Par contre, certains autres ministres, auteurs de bourdes parfois lourdes de sens et de conséquences, s'en tirent eux, souvent à bon compte. Brice Hortefeux, en déplacement, alors qu'il occupait le poste de ministre de l'intérieur de Sarkozy, vit un jeune militant U M P d'origine maghrébine, venir prendre la pose photo avec lui. Il prononça agacé, mais souriant, cette phrase assassine : «Quand il y en a un, ça va. C'est quand il y en a beaucoup qu'il y a des problèmes». Cela est passé comme une lettre à la poste sans faire de vagues, ni de remous, ni à l'Elysée, ni à Matignon. Egalement, madame Michèle Alliot Marie, encore une ministre de l'intérieur de Sarkozy, quelques jours après avoir bénéficié de vacances royales aux frais des régents fuyards de Tunisie, Ben Ali et sa femme. Et après avoir profité gratuitement d'un jet privé, appartenant au richissime homme d'affaire et grand soutien de Ben Ali, Azziz Miled, pour ses déplacements en tunisie.       

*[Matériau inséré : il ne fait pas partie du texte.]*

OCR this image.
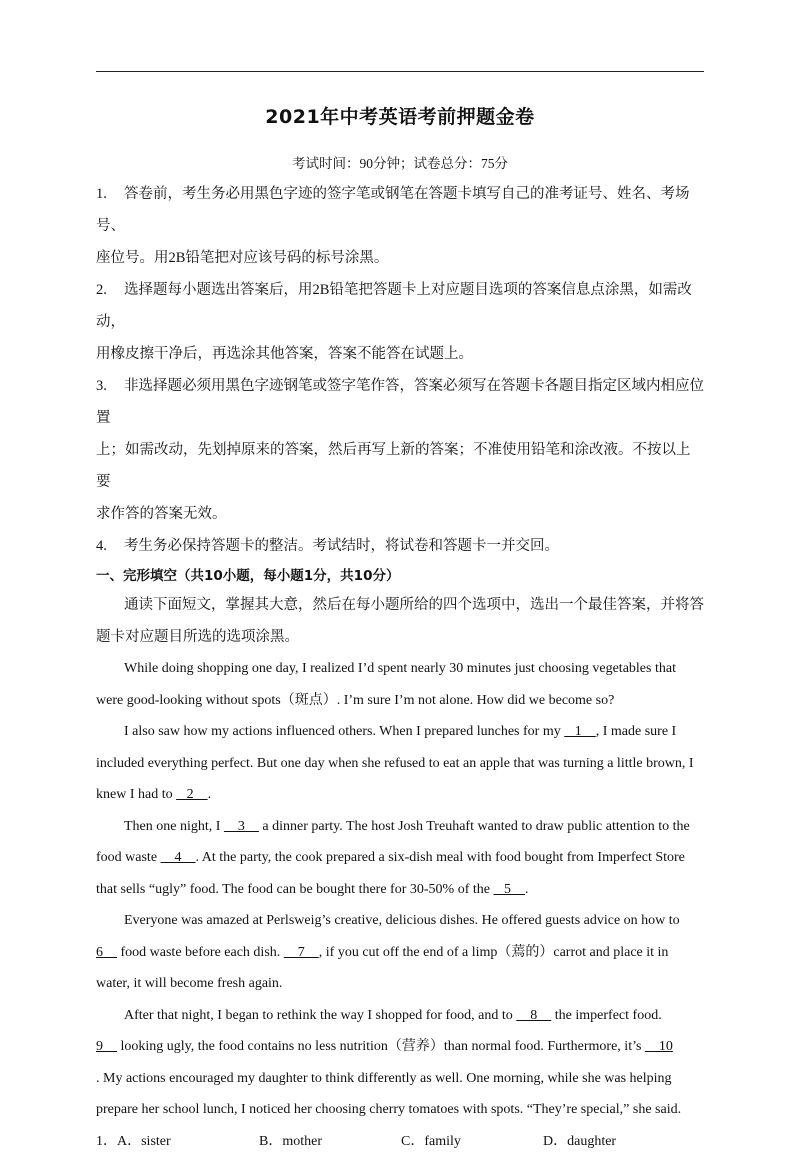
2021年中考英语考前押题金卷
考试时间：90分钟；试卷总分：75分

1. 答卷前，考生务必用黑色字迹的签字笔或钢笔在答题卡填写自己的准考证号、姓名、考场号、

座位号。用2B铅笔把对应该号码的标号涂黑。

2. 选择题每小题选出答案后，用2B铅笔把答题卡上对应题目选项的答案信息点涂黑，如需改动，

用橡皮擦干净后，再选涂其他答案，答案不能答在试题上。

3. 非选择题必须用黑色字迹钢笔或签字笔作答，答案必须写在答题卡各题目指定区域内相应位置

上；如需改动，先划掉原来的答案，然后再写上新的答案；不准使用铅笔和涂改液。不按以上要

求作答的答案无效。

4. 考生务必保持答题卡的整洁。考试结时，将试卷和答题卡一并交回。

一、完形填空（共10小题，每小题1分，共10分）

通读下面短文，掌握其大意，然后在每小题所给的四个选项中，选出一个最佳答案，并将答题卡对应题目所选的选项涂黑。

While doing shopping one day, I realized I’d spent nearly 30 minutes just choosing vegetables that were good-looking without spots（斑点）. I’m sure I’m not alone. How did we become so?

I also saw how my actions influenced others. When I prepared lunches for my    1    , I made sure I included everything perfect. But one day when she refused to eat an apple that was turning a little brown, I knew I had to    2    .

Then one night, I     3     a dinner party. The host Josh Treuhaft wanted to draw public attention to the food waste     4    . At the party, the cook prepared a six-dish meal with food bought from Imperfect Store that sells “ugly” food. The food can be bought there for 30-50% of the    5    .

Everyone was amazed at Perlsweig’s creative, delicious dishes. He offered guests advice on how to

6     food waste before each dish.     7    , if you cut off the end of a limp（蔫的）carrot and place it in water, it will become fresh again.

After that night, I began to rethink the way I shopped for food, and to     8     the imperfect food.

9     looking ugly, the food contains no less nutrition（营养）than normal food. Furthermore, it’s     10

. My actions encouraged my daughter to think differently as well. One morning, while she was helping prepare her school lunch, I noticed her choosing cherry tomatoes with spots. “They’re special,” she said.

1． A．sister	B．mother	C．family	D．daughter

Avait toute honte bue, dès les premiers soulèvements populaires en Tunisie, qui annonçaient la révolte, et en plein hémicycle, en séance solennelle de l'assemblée nationale, déclaré, que la France était prête pour aider le régime tunisien encore en place, à envoyer ses experts policiers pour aider logistiquement, et offrir leurs expertises et leurs expériences, aux policiers du pouvoir déjà déliquescent et agonisant de Ben Ali. Pour cette dame, également, aucun blâme, ni taillage de short, n'eurent lieu, ni à l'Elysée, ou bien à Matignon.

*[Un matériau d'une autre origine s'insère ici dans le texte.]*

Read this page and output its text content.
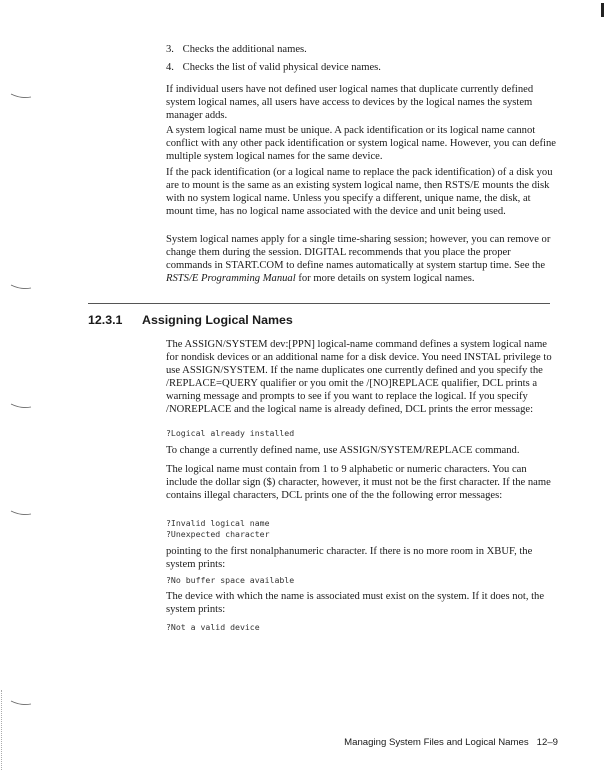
3. Checks the additional names.
4. Checks the list of valid physical device names.

If individual users have not defined user logical names that duplicate currently defined system logical names, all users have access to devices by the logical names the system manager adds.

A system logical name must be unique. A pack identification or its logical name cannot conflict with any other pack identification or system logical name. However, you can define multiple system logical names for the same device.

If the pack identification (or a logical name to replace the pack identification) of a disk you are to mount is the same as an existing system logical name, then RSTS/E mounts the disk with no system logical name. Unless you specify a different, unique name, the disk, at mount time, has no logical name associated with the device and unit being used.

System logical names apply for a single time-sharing session; however, you can remove or change them during the session. DIGITAL recommends that you place the proper commands in START.COM to define names automatically at system startup time. See the RSTS/E Programming Manual for more details on system logical names.

12.3.1 Assigning Logical Names

The ASSIGN/SYSTEM dev:[PPN] logical-name command defines a system logical name for nondisk devices or an additional name for a disk device. You need INSTAL privilege to use ASSIGN/SYSTEM. If the name duplicates one currently defined and you specify the /REPLACE=QUERY qualifier or you omit the /[NO]REPLACE qualifier, DCL prints a warning message and prompts to see if you want to replace the logical. If you specify /NOREPLACE and the logical name is already defined, DCL prints the error message:

?Logical already installed

To change a currently defined name, use ASSIGN/SYSTEM/REPLACE command.

The logical name must contain from 1 to 9 alphabetic or numeric characters. You can include the dollar sign ($) character, however, it must not be the first character. If the name contains illegal characters, DCL prints one of the the following error messages:

?Invalid logical name
?Unexpected character

pointing to the first nonalphanumeric character. If there is no more room in XBUF, the system prints:

?No buffer space available

The device with which the name is associated must exist on the system. If it does not, the system prints:

?Not a valid device
Managing System Files and Logical Names 12–9
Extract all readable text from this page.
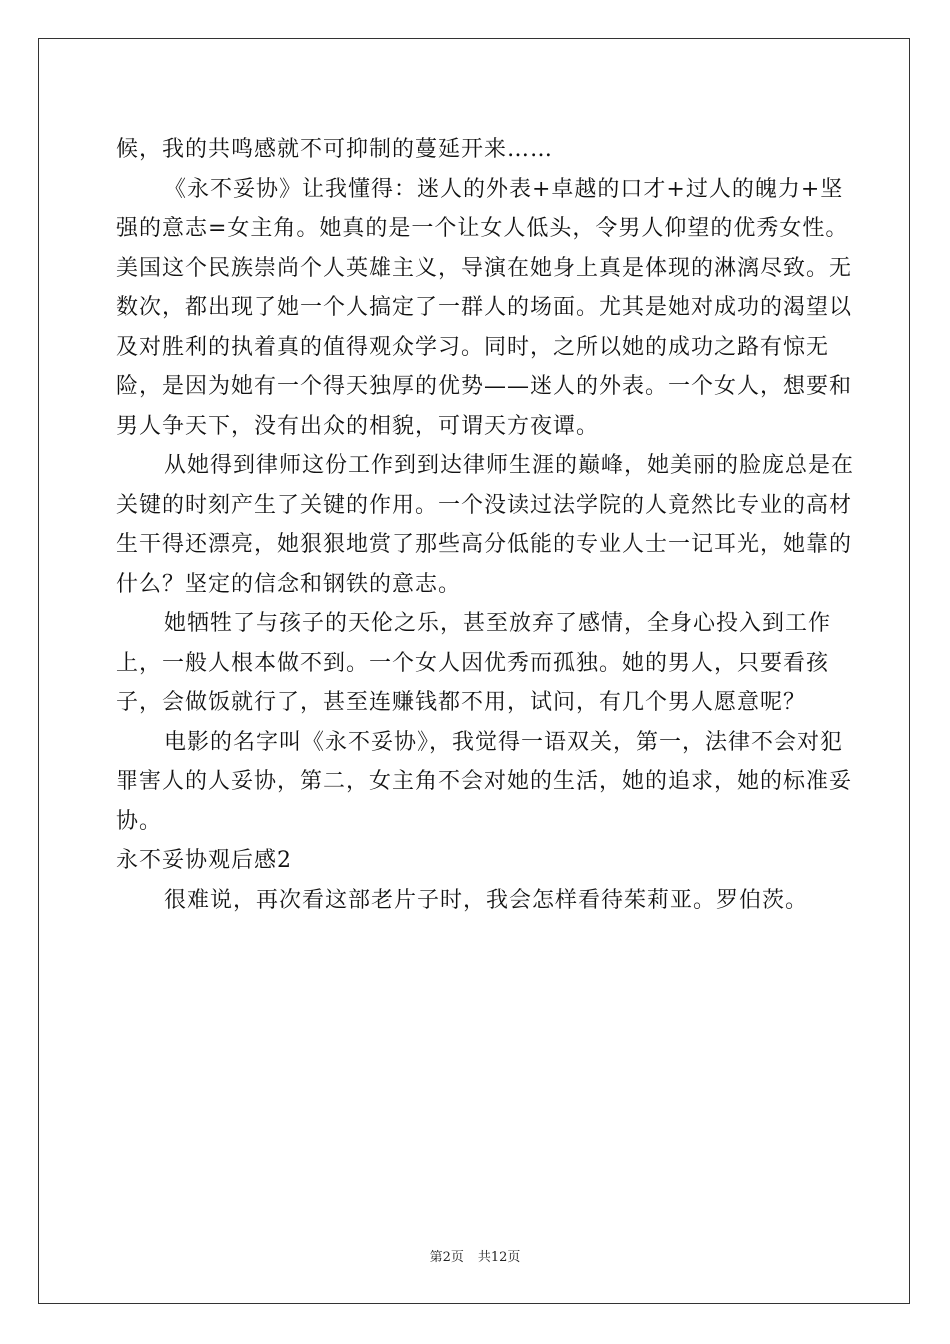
候，我的共鸣感就不可抑制的蔓延开来……

《永不妥协》让我懂得：迷人的外表+卓越的口才+过人的魄力+坚强的意志=女主角。她真的是一个让女人低头，令男人仰望的优秀女性。美国这个民族崇尚个人英雄主义，导演在她身上真是体现的淋漓尽致。无数次，都出现了她一个人搞定了一群人的场面。尤其是她对成功的渴望以及对胜利的执着真的值得观众学习。同时，之所以她的成功之路有惊无险，是因为她有一个得天独厚的优势——迷人的外表。一个女人，想要和男人争天下，没有出众的相貌，可谓天方夜谭。

从她得到律师这份工作到到达律师生涯的巅峰，她美丽的脸庞总是在关键的时刻产生了关键的作用。一个没读过法学院的人竟然比专业的高材生干得还漂亮，她狠狠地赏了那些高分低能的专业人士一记耳光，她靠的什么？坚定的信念和钢铁的意志。

她牺牲了与孩子的天伦之乐，甚至放弃了感情，全身心投入到工作上，一般人根本做不到。一个女人因优秀而孤独。她的男人，只要看孩子，会做饭就行了，甚至连赚钱都不用，试问，有几个男人愿意呢？

电影的名字叫《永不妥协》，我觉得一语双关，第一，法律不会对犯罪害人的人妥协，第二，女主角不会对她的生活，她的追求，她的标准妥协。

永不妥协观后感2

很难说，再次看这部老片子时，我会怎样看待茱莉亚。罗伯茨。

第2页 共12页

Bien au contraire depuis deux semaines environ, cette dame revient au devant de la scène politique et médiatique. Elle se préparerait, selon les observateurs, pour faire partie de l'équipe de campagne de Sarkozy à la présidentielle de 2012. Gage pour rebondir et éventuellement décrocher un maroquin.

Des poids et des mesures ? Sûrement. Au pays de la citoyenneté contre le communautarisme. Ces ministres que la France tance, à l'exception de Azouz Beggag, sont toutes des femmes. Elles n'occupent jamais des ministères de souveraineté. Elles sont choisies, bien que toutes compétentes, comme faire valoir, soit disant intégrateur, parce que les médias de France et de Navarre en parlent. D'où une peopolisation à outrance de la vie politique française, qui met de côté, les qualifications et les capacités. Mais au-delà de tout cela, il est loisible d'observer, que les vieux démons, ne meurent jamais. II y a un complexe d'inadaptabilité culturelle, que les gaulois franchouillards, ont beaucoup de mal, à s'en défaire.

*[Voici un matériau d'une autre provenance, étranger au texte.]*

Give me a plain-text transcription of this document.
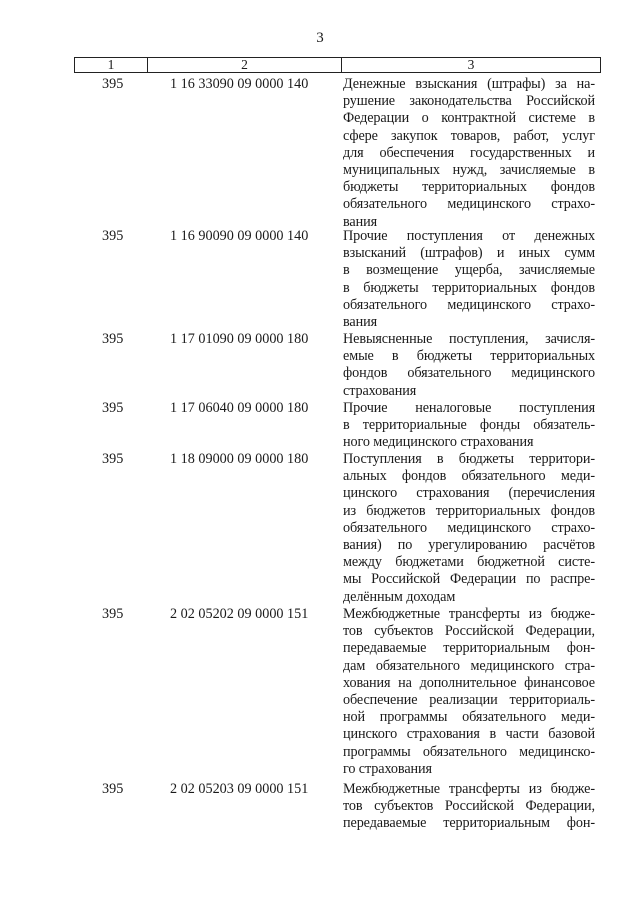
3
1	2	3
395	1 16 33090 09 0000 140 Денежные взыскания (штрафы) за на-
рушение законодательства Российской
Федерации о контрактной системе в
сфере закупок товаров, работ, услуг
для обеспечения государственных и
муниципальных нужд, зачисляемые в
бюджеты территориальных фондов
обязательного медицинского страхо-
вания
395	1 16 90090 09 0000 140 Прочие поступления от денежных
взысканий (штрафов) и иных сумм
в возмещение ущерба, зачисляемые
в бюджеты территориальных фондов
обязательного медицинского страхо-
вания
395	1 17 01090 09 0000 180 Невыясненные поступления, зачисля-
емые в бюджеты территориальных
фондов обязательного медицинского
страхования
395	1 17 06040 09 0000 180 Прочие неналоговые поступления
в территориальные фонды обязатель-
ного медицинского страхования
395	1 18 09000 09 0000 180 Поступления в бюджеты территори-
альных фондов обязательного меди-
цинского страхования (перечисления
из бюджетов территориальных фондов
обязательного медицинского страхо-
вания) по урегулированию расчётов
между бюджетами бюджетной систе-
мы Российской Федерации по распре-
делённым доходам
395	2 02 05202 09 0000 151 Межбюджетные трансферты из бюдже-
тов субъектов Российской Федерации,
передаваемые территориальным фон-
дам обязательного медицинского стра-
хования на дополнительное финансовое
обеспечение реализации территориаль-
ной программы обязательного меди-
цинского страхования в части базовой
программы обязательного медицинско-
го страхования
395	2 02 05203 09 0000 151 Межбюджетные трансферты из бюдже-
тов субъектов Российской Федерации,
передаваемые территориальным фон-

Faudrait-il pour cela inventer une révolution culturelle ? Peut-être bien que oui, peut-être que non, comme dirait un breton, de France bien sûr. En attendant, méditons ceci : «les étrangers résidant en France devaient respecter ce qui fait l'art de vivre français, comme les civilités, la politesse, la gentillesse» avait estimé il y a quelques jours, le ministre français de l'Intérieur, Claude Guéant, s'adressant au journal, la Libre Belgique. C'est-à-dire, quand on dit à quelqu'un, casse-toi pauv' con, c'est du langage civilisé, poli et gentil, selon Guéant, son maître et tous leurs maître à penser.